Il dossier compilato da Giannecchini si compone di documenti di varie fonti, in gran parte della polizia politica, che presentano Bruno Sereni come figura indegna e come un traditore opportunista. A sua volta il dossier su Umberto Sereni, composto perlopiù da ritagli di giornale, arriva alle stesse conclusioni.
E’ da dire che Giannecchini non è nuovo a queste iniziative ed aveva già dato prova di ostilità nei confronti della famiglia Sereni: durante una commemorazione del 25 aprile nella sala del Consiglio Comunale a Barga fece una esplicita allusione a Bruno Sereni, lasciando intendere che fosse stato un vile traditore. Parole che in quella circostanza fecero scattare la reazione di Enzo Gasperetti che replicò con forza difendendo la memoria di Bruno. Lo stesso sindaco di allora dottor Mauro Campani e l’intero Consiglio Comunale condannarono l’oratore. Successivamente, in occasione della campagna elettorale per il Comune del 1999, quando Umberto Sereni si candidò a sindaco, furono fatte circolare per Barga numerose fotocopie di documenti che riguardavano il passato di Bruno Sereni. Gli stessi documenti che ora sono tornati nel dossier.

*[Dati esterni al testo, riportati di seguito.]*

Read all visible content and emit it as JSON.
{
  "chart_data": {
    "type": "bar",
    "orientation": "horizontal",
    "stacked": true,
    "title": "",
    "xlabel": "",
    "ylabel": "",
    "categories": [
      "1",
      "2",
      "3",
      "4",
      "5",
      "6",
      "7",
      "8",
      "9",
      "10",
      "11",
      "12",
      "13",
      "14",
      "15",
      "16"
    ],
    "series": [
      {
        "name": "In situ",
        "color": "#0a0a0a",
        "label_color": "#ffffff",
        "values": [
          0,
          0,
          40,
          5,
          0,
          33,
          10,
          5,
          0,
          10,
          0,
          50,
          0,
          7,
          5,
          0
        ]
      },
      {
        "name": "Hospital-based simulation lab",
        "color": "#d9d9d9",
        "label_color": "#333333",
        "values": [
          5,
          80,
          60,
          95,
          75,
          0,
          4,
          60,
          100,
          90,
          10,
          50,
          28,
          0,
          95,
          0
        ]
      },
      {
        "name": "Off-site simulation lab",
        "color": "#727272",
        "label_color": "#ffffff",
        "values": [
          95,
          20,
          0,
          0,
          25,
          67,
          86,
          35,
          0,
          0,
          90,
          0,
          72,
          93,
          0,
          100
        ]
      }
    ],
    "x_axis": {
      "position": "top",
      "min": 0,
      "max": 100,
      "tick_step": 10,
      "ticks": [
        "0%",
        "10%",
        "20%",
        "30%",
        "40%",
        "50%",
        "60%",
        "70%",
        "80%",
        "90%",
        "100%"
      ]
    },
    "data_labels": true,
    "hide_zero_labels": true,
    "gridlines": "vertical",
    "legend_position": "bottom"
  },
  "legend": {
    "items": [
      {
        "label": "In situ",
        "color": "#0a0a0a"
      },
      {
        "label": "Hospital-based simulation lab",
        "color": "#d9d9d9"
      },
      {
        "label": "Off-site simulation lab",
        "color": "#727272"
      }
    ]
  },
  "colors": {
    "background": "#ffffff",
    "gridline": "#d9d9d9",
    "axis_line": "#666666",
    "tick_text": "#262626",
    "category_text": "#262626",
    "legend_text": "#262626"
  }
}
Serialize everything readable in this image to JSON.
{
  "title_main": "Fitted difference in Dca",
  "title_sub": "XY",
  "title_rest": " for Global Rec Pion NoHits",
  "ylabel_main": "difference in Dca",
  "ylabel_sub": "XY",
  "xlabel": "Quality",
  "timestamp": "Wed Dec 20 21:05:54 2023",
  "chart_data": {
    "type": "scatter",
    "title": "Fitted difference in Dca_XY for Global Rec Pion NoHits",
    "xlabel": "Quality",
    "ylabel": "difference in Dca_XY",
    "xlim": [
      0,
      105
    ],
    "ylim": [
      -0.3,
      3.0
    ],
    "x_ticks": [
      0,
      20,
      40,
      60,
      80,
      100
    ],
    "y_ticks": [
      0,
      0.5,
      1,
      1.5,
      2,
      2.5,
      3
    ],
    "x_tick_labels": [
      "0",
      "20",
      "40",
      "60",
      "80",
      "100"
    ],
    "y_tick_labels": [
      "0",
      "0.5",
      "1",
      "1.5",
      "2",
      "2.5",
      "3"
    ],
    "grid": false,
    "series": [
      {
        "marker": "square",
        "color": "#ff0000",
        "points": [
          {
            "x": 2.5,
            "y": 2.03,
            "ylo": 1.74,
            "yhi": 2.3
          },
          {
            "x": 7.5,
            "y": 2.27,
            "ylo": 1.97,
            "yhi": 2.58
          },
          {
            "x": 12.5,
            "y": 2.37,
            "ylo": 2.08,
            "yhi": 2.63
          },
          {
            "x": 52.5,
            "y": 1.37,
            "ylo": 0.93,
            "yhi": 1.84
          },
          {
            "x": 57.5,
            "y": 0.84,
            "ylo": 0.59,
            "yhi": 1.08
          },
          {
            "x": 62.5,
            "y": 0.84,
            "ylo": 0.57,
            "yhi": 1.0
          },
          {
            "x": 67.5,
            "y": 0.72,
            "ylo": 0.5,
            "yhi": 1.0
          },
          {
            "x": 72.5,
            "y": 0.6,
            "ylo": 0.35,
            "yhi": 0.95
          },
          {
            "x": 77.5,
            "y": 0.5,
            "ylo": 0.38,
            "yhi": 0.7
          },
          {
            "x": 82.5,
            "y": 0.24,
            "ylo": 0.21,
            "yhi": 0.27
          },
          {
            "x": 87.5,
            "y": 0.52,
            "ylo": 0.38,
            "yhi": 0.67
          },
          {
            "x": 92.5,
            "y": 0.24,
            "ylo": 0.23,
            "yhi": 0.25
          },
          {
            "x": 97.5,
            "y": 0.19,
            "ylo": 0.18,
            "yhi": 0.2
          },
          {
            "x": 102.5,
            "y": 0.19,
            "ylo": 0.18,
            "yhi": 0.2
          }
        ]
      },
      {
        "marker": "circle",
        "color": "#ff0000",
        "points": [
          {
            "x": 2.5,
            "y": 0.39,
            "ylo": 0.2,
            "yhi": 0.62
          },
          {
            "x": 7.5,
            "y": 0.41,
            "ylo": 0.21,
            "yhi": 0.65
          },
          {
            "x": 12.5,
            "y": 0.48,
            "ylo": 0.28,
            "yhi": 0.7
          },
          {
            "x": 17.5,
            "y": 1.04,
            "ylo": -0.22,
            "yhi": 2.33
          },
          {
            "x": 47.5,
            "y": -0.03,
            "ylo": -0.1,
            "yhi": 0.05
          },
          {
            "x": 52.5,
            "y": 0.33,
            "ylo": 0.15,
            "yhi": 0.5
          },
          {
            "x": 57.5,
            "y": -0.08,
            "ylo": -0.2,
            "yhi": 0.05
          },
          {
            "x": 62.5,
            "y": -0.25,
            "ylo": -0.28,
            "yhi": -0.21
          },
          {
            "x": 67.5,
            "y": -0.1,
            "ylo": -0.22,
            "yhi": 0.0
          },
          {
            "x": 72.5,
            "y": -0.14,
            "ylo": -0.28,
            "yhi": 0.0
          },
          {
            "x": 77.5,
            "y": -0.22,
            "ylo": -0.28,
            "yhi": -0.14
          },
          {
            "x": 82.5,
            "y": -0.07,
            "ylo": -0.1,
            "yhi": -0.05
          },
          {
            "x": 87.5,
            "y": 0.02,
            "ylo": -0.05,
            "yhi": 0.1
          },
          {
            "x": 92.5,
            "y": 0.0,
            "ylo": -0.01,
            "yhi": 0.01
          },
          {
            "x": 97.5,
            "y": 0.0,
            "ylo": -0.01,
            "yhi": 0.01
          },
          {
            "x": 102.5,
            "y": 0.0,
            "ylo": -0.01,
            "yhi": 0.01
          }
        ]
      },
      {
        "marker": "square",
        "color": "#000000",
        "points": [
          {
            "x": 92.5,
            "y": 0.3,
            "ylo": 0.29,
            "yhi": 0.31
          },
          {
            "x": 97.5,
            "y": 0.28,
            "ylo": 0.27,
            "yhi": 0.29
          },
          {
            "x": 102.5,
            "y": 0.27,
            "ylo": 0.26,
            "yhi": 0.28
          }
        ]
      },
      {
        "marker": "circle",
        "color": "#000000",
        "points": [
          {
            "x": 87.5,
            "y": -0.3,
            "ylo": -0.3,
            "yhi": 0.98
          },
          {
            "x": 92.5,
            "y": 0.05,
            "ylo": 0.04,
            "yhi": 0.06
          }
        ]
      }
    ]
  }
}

Come dicevamo: una brutta storia. Che è finita in tribunale. Aggiungiamo altri elementi che aiutano a completare il quadro: informato di quanto avvenuto il Consiglio Generale dell’Istituto per la Storia del Movimento di Liberazione ha preso le distanze da Giannecchini, del quale ha chiesto la sospensione. Stessa richiesta è venuta dalla Giunta della provincia di Lucca nel cui palazzo è ospitato l’Istituto della Resistenza. Un documento di solidarietà alla famiglia Sereni, presentato dal consigliere Giuliano Guidi, è stato approvato dal Consiglio Comunale di Barga.